Na dissertação “Norteando o voto: o impacto do Programa Bolsa Família no comportamento do eleitor do norte do Brasil” (COSTA, 2010), teve como um dos seus objetivos analisar o impacto do programa federal de transferência de renda Bolsa Família, na decisão do voto dos moradores da região Norte do Brasil. A hipótese do autor é que o0 programa Bolsa Família foi um dos principais fatores que contribuíram para a campanha de Lula na eleição presidencial de 2006, especialmente na região Norte do Brasil. Isso ocorreu porque os investimentos do governo no programa acabaram refletindo em votos. A candidatura do PT poderia mostrar aos eleitores a importância da ajuda financeira proporcionada, mesmo que os benefícios tenham os seus limites. Para isso, Costa (2010) realizou uma análise comparativa, que confronta os resultados das urnas nas eleições presidenciais de 2002 e 2006. Nessa análise, é feita uma correlação entre o número de beneficiários do programa Bolsa Família e a quantidade de votos recebidos por Lula da Silva.

A pesquisa conta com um trabalho minucioso, considerando que o autor aplicou a regressão linear multivariada e fez a correlação em todos os municípios da região Norte do país; contudo destaco um dos resultados obtidos pela pesquisa de Costa (2010):

O resultado da pesquisa mostra, também, um impacto positivo do programa Bolsa Família na votação de Lula, haja vista que o candidato obteve um melhor desempenho justamente nos municípios pequenos, onde a abrangência do programa foi maior e beneficiou, diretamente, 41,6% do total de famílias. Em contrapartida, nas cidades grandes, onde a cobertura desta política pública foi menor – 23,25% –, o petista apresentou uma performance inferior a 2002. Nas cidades médias, o programa atingiu 31% do total geral de famílias e o desempenho de Lula foi melhor do que nos municípios grandes, porém, pior do que nos pequenos (COSTA, p.77, 2010).

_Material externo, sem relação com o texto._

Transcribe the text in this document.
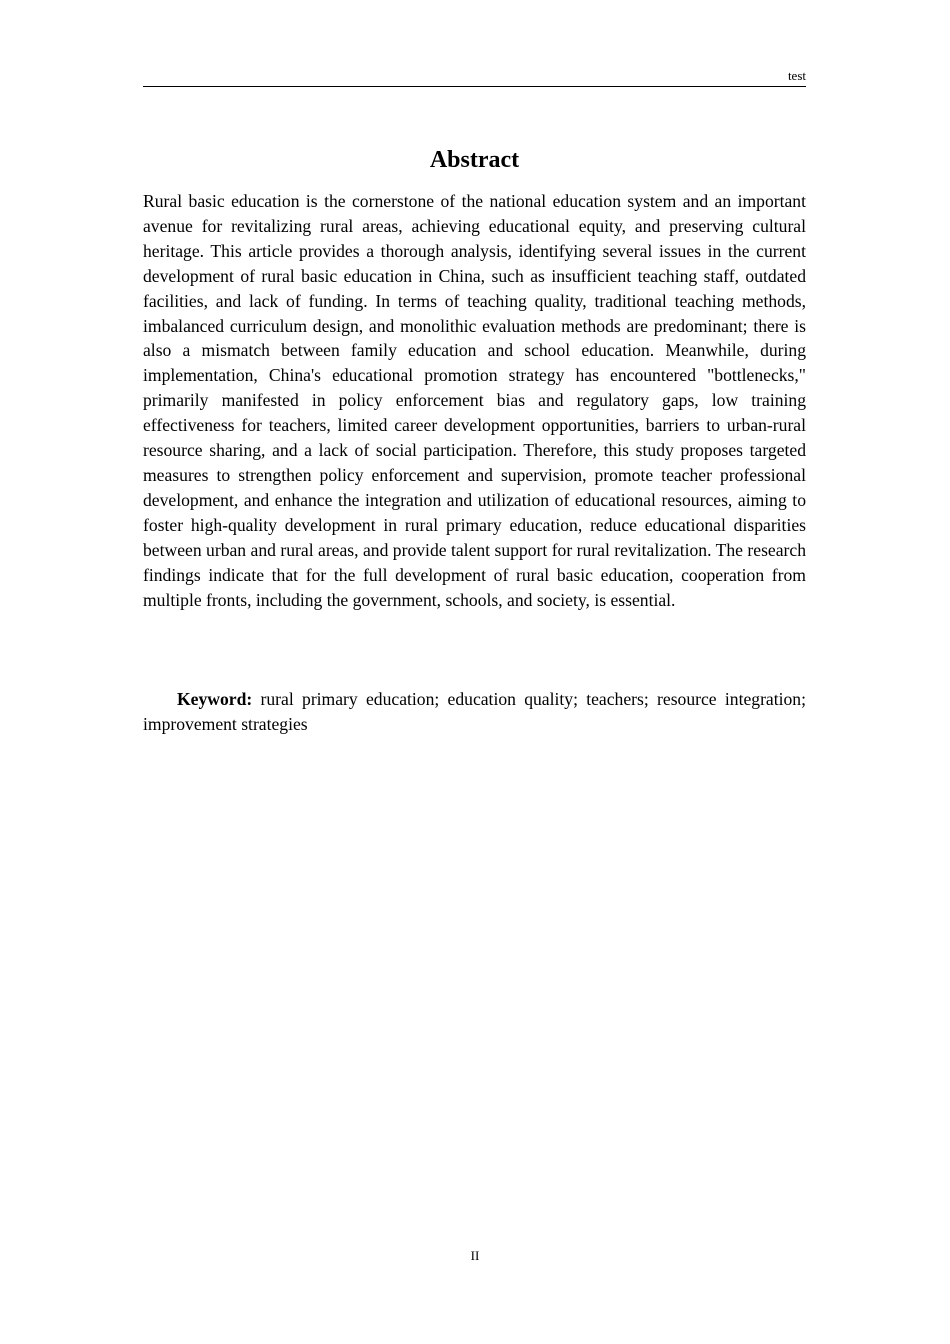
test
Abstract

Rural basic education is the cornerstone of the national education system and an important avenue for revitalizing rural areas, achieving educational equity, and preserving cultural heritage. This article provides a thorough analysis, identifying several issues in the current development of rural basic education in China, such as insufficient teaching staff, outdated facilities, and lack of funding. In terms of teaching quality, traditional teaching methods, imbalanced curriculum design, and monolithic evaluation methods are predominant; there is also a mismatch between family education and school education. Meanwhile, during implementation, China's educational promotion strategy has encountered "bottlenecks," primarily manifested in policy enforcement bias and regulatory gaps, low training effectiveness for teachers, limited career development opportunities, barriers to urban-rural resource sharing, and a lack of social participation. Therefore, this study proposes targeted measures to strengthen policy enforcement and supervision, promote teacher professional development, and enhance the integration and utilization of educational resources, aiming to foster high-quality development in rural primary education, reduce educational disparities between urban and rural areas, and provide talent support for rural revitalization. The research findings indicate that for the full development of rural basic education, cooperation from multiple fronts, including the government, schools, and society, is essential.

Keyword: rural primary education; education quality; teachers; resource integration; improvement strategies

II
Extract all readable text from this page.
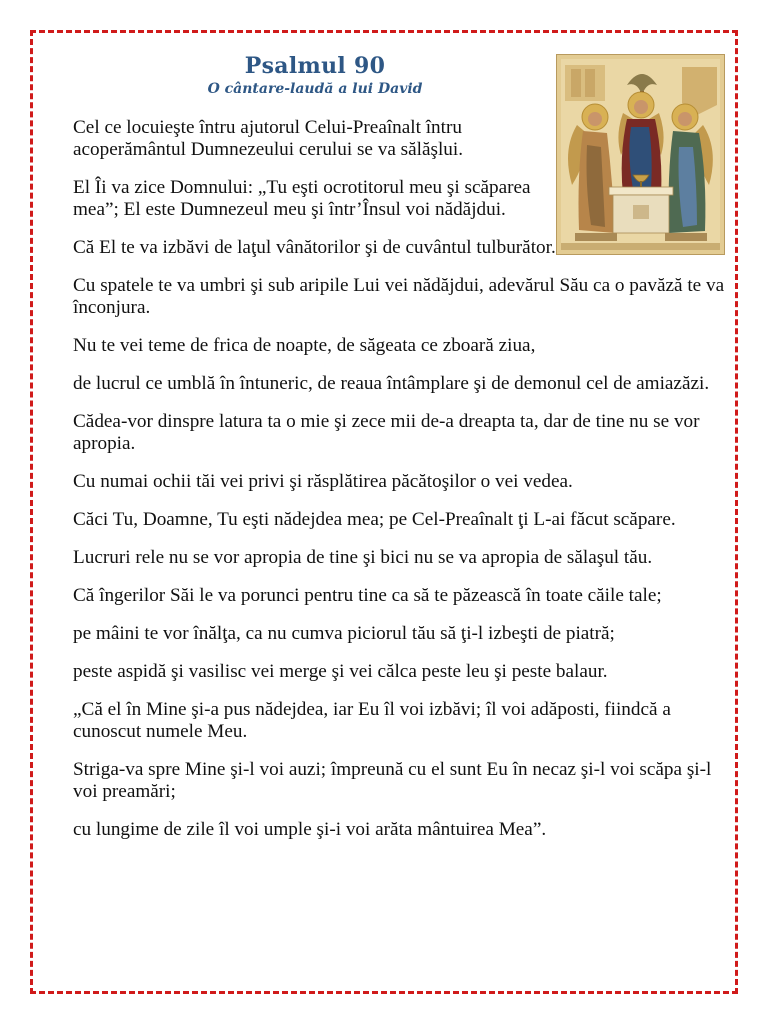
Psalmul 90
O cântare-laudă a lui David

Cel ce locuieşte întru ajutorul Celui-Preaînalt întru acoperământul Dumnezeului cerului se va sălăşlui.

El Îi va zice Domnului: „Tu eşti ocrotitorul meu şi scăparea mea”; El este Dumnezeul meu şi într’Însul voi nădăjdui.

Că El te va izbăvi de laţul vânătorilor şi de cuvântul tulburător.

Cu spatele te va umbri şi sub aripile Lui vei nădăjdui, adevărul Său ca o pavăză te va înconjura.

Nu te vei teme de frica de noapte, de săgeata ce zboară ziua,

de lucrul ce umblă în întuneric, de reaua întâmplare şi de demonul cel de amiazăzi.

Cădea-vor dinspre latura ta o mie şi zece mii de-a dreapta ta, dar de tine nu se vor apropia.

Cu numai ochii tăi vei privi şi răsplătirea păcătoşilor o vei vedea.

Căci Tu, Doamne, Tu eşti nădejdea mea; pe Cel-Preaînalt ţi L-ai făcut scăpare.

Lucruri rele nu se vor apropia de tine şi bici nu se va apropia de sălaşul tău.

Că îngerilor Săi le va porunci pentru tine ca să te păzească în toate căile tale;

pe mâini te vor înălţa, ca nu cumva piciorul tău să ţi-l izbeşti de piatră;

peste aspidă şi vasilisc vei merge şi vei călca peste leu şi peste balaur.

„Că el în Mine şi-a pus nădejdea, iar Eu îl voi izbăvi; îl voi adăposti, fiindcă a cunoscut numele Meu.

Striga-va spre Mine şi-l voi auzi; împreună cu el sunt Eu în necaz şi-l voi scăpa şi-l voi preamări;

cu lungime de zile îl voi umple şi-i voi arăta mântuirea Mea”.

A pesquisa mostra que nas áreas mais dependentes de apoio governamental, como nos municípios menos desenvolvidos da região Norte, Lula teve um desempenho eleitoral superior. Isso implica que, onde a população depende mais de programas sociais e ações do governo, a candidatura de Lula foi mais bem recebida, possivelmente devido à percepção positiva sobre os benefícios oferecidos pelo programa.

O coeficiente de Pearson apresentado neste estudo também confirma essa relação. As correlações entre a votação do candidato do PT em cada município e o número de beneficiários do Bolsa Família variaram entre 0,75 e 0,99, o que mostra uma associação positiva de moderada a muito forte entre as duas variáveis. Além disso, a análise demonstrou que, ao agrupar as cidades por estado ou pelo porte, o grau de associação é alto, independentemente do método utilizado (COSTA, 2010).

Para o autor, os dados apresentados deixam claro que, em 2006, Lula teve um desempenho eleitoral melhor na região Norte do Brasil, tanto em relação à eleição de 2002 quanto à média nacional. De acordo com a hipótese central desta pesquisa, essa melhoria pode ser atribuída ao programa Bolsa Família, que beneficiou 1.023.507 famílias na região, com maior concentração nos estados do Pará, Amazonas e Tocantins. Coincidentemente, foram nesses estados que Lula registrou um aumento significativo no número de votos entre 2002 e 2006, evidenciando que o programa social teve um impacto direto em sua popularidade e, consequentemente, em seu sucesso eleitoral.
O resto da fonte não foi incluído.